Admittedly, a big part of therapy was talking to someone and having them respond, but there was a lot of good that could come from getting things off your chest. Unmoving, unable to judge me, and without much better to do, Sett would be the perfect sounding board for now.
“Where do I even start?” Already, this was the most I’d talked in ages. Though I knew it wasn’t possible with my Constitution, it felt like my throat was hoarse from surpassing its atrophied limits. “Actually, I think I have a pretty good spot.” Maybe later, I’d dig deeper and talk about my family. Friends I was missing and would never see again. Comfort foods I had no hope of ever tasting.
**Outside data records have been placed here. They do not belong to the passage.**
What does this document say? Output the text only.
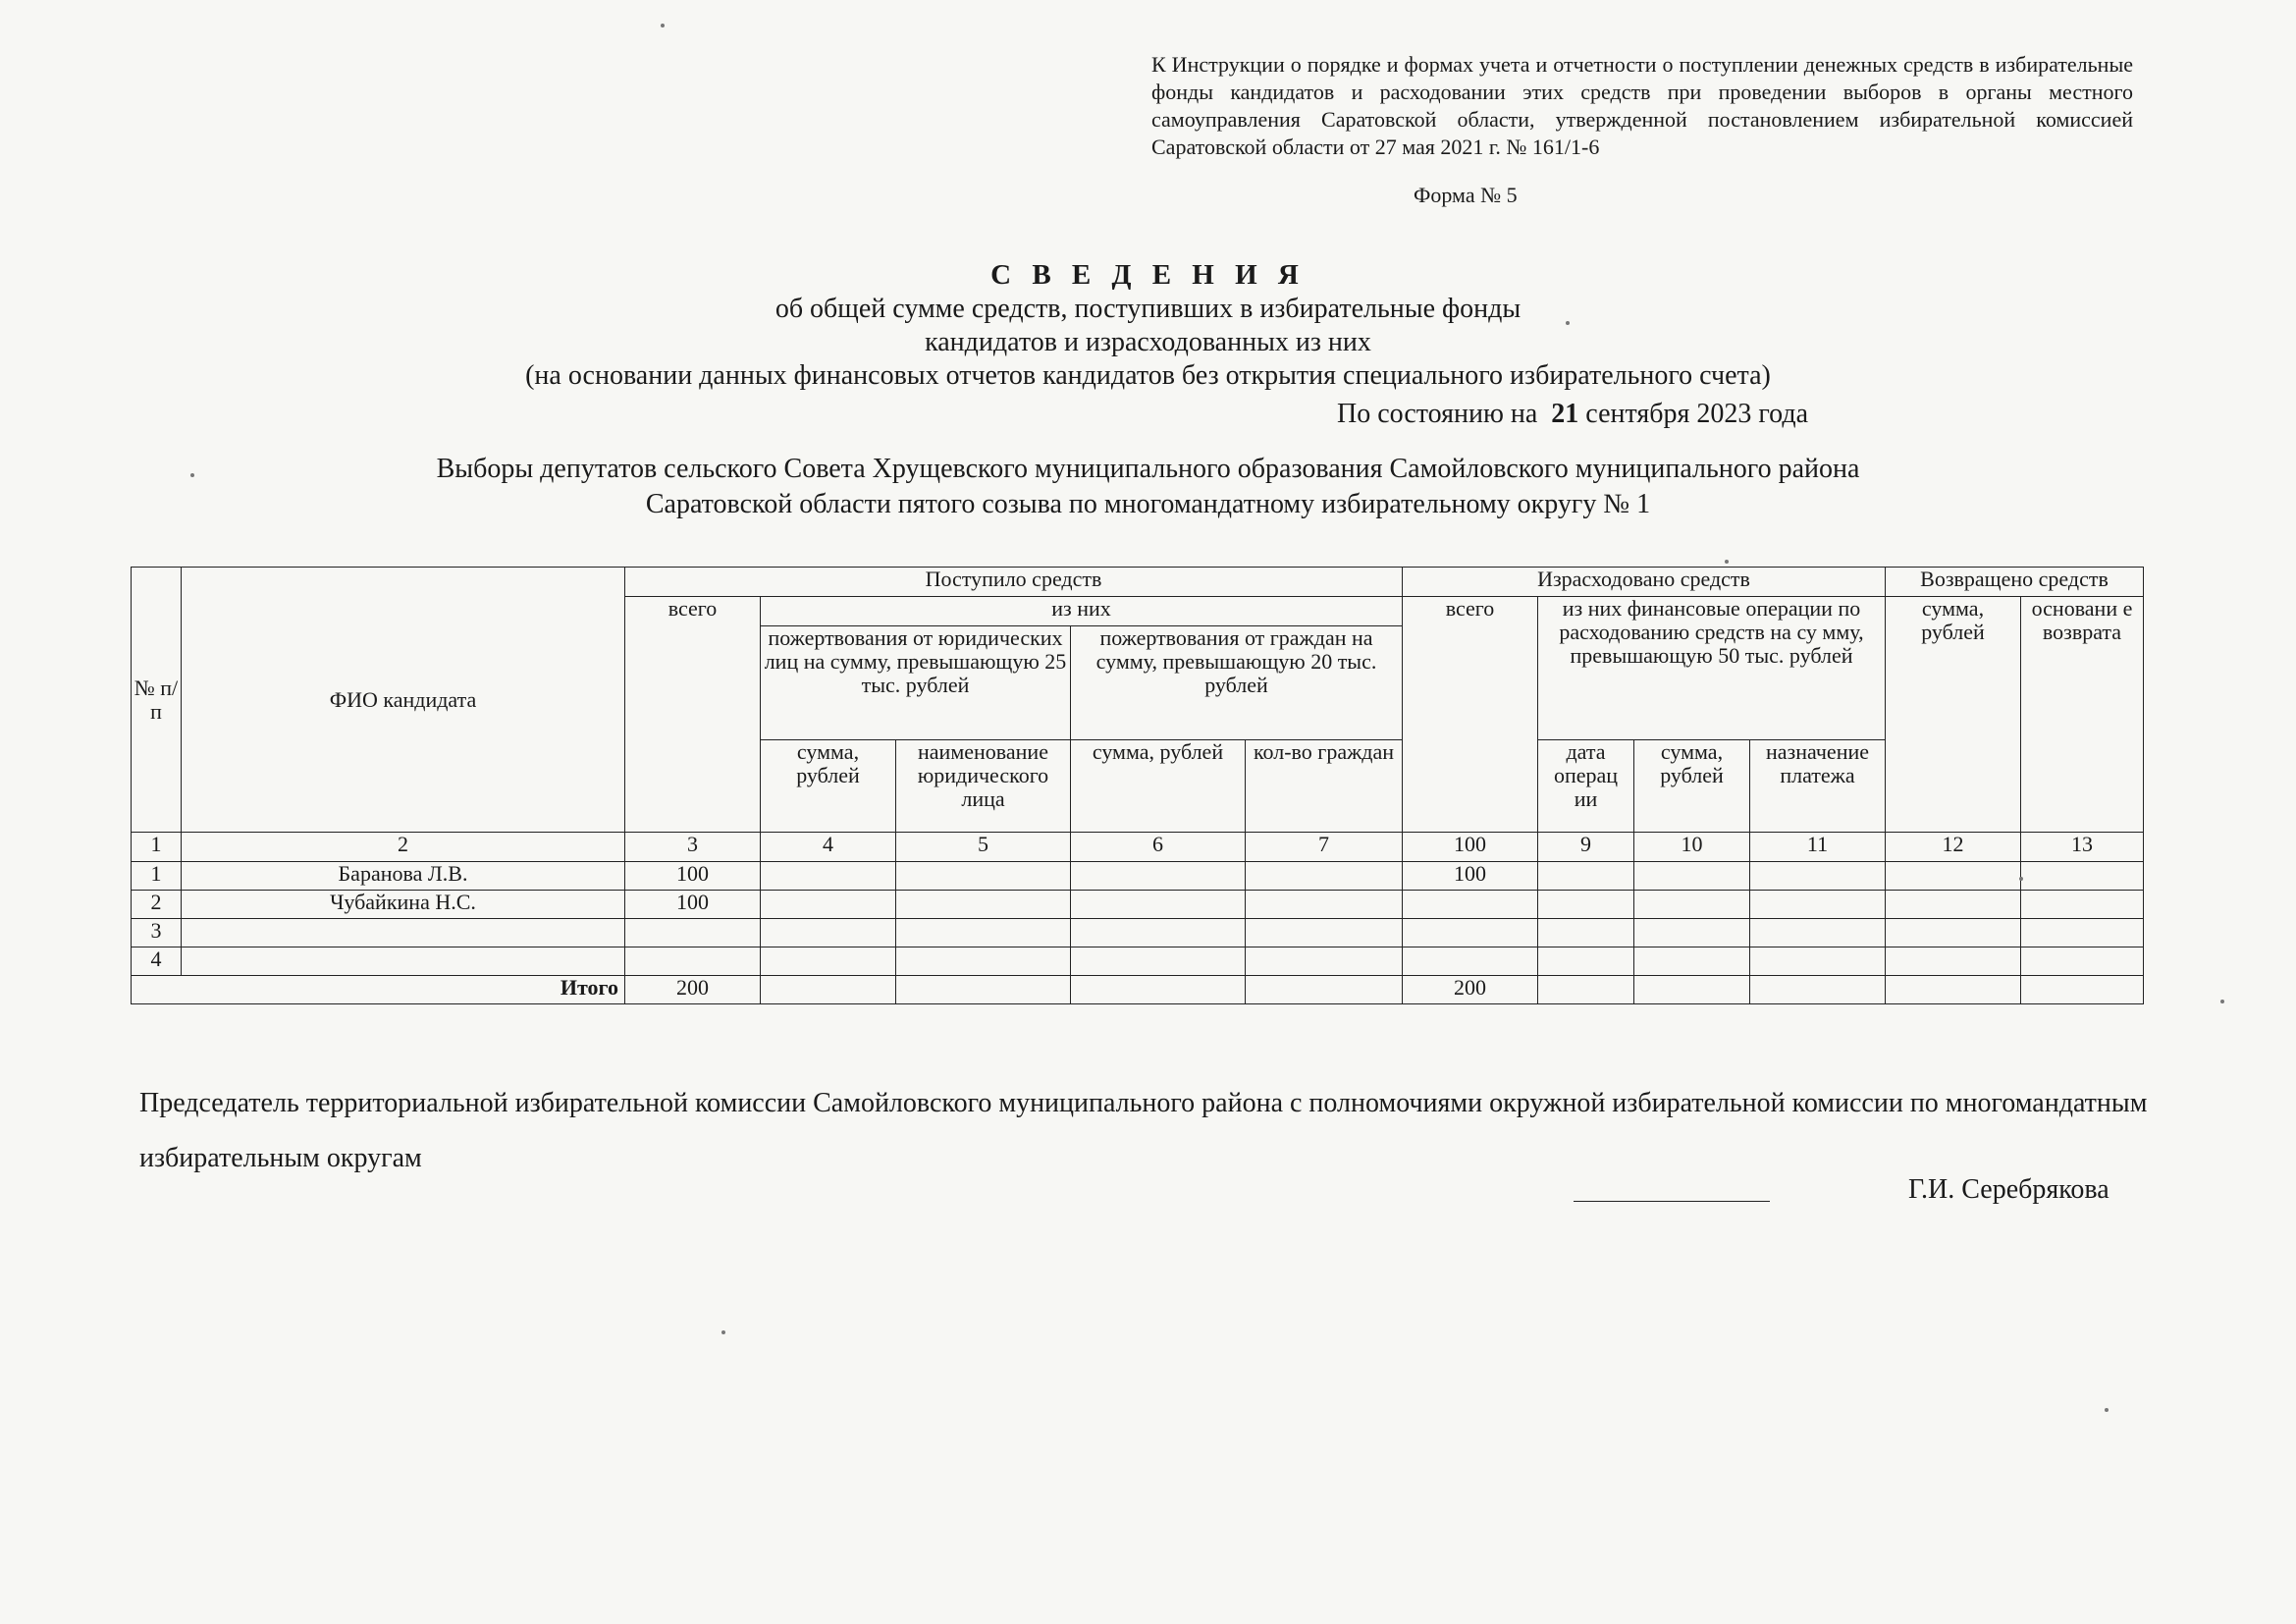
К Инструкции о порядке и формах учета и отчетности о поступлении денежных средств в избирательные фонды кандидатов и расходовании этих средств при проведении выборов в органы местного самоуправления Саратовской области, утвержденной постановлением избирательной комиссией Саратовской области от 27 мая 2021 г. № 161/1-6
Форма № 5
С В Е Д Е Н И Я
об общей сумме средств, поступивших в избирательные фонды
кандидатов и израсходованных из них
(на основании данных финансовых отчетов кандидатов без открытия специального избирательного счета)
По состоянию на 21 сентября 2023 года
Выборы депутатов сельского Совета Хрущевского муниципального образования Самойловского муниципального района
Саратовской области пятого созыва по многомандатному избирательному округу № 1
№ п/п	ФИО кандидата	Поступило средств					Израсходовано средств				Возвращено средств	
		всего	из них				всего	из них финансовые операции по расходованию средств на су мму, превышающую 50 тыс. рублей			сумма, рублей	основани е возврата
			пожертвования от юридических лиц на сумму, превышающую 25 тыс. рублей		пожертвования от граждан на сумму, превышающую 20 тыс. рублей							
			сумма, рублей	наименование юридического лица	сумма, рублей	кол-во граждан		дата операц ии	сумма, рублей	назначение платежа		
1	2	3	4	5	6	7	100	9	10	11	12	13
1	Баранова Л.В.	100					100					
2	Чубайкина Н.С.	100										
3												
4												
Итого		200					200					
Председатель территориальной избирательной комиссии Самойловского муниципального района с полномочиями окружной избирательной комиссии по многомандатным избирательным округам
Г.И. Серебрякова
For now, though, there was something simpler.
“In a weird way,” I began, “it all sort of starts with this elderly dog named Duke…”
----------------------------------------
From there on out, Cal, Verin, and I settled into our new normal. Cal would continue to roam about, rarely at the cabin. Verin would train her ice magic all day long. I would stick to my schedule, occasionally making time to sneak off and babble to Sett. If not deeply transformative, it was helping, I thought. Outside of that, the three of us would schedule occasional celebratory nights where we let loose, drank some moonshine, and played some cards.
With our collective reluctance to challenge the rest of the dungeon again, I could see us falling into this routine for months if not years at this point. After all, what else was there to do?
It came as something of a shock then, when Cal decided to drop a bombshell on us one day.
In fairness, if anyone had something of interest to report, I’d have expected it to be her. Especially with the recent revelation that the dungeon was host to countless secrets, I wouldn’t have put it past her to scrounge up something interesting. It was, then, even more surprising when, instead of telling us something she’d found, she came up with a strange proposal.
At the end of dinner and after sneakily getting us to agree to a few moonshine shots, she struck.
“So, I know this is going to be an unpopular position, but just hear me out. I’ve been doing some thinking, and…” Uncharacteristically for the usually bold and unflappable rogue, she fidgeted around with each word. “I think I should sunder my class.”
Before we could even react, she one-upped herself, turning her attention to Verin.
“And along with me, I really think Verin should too.”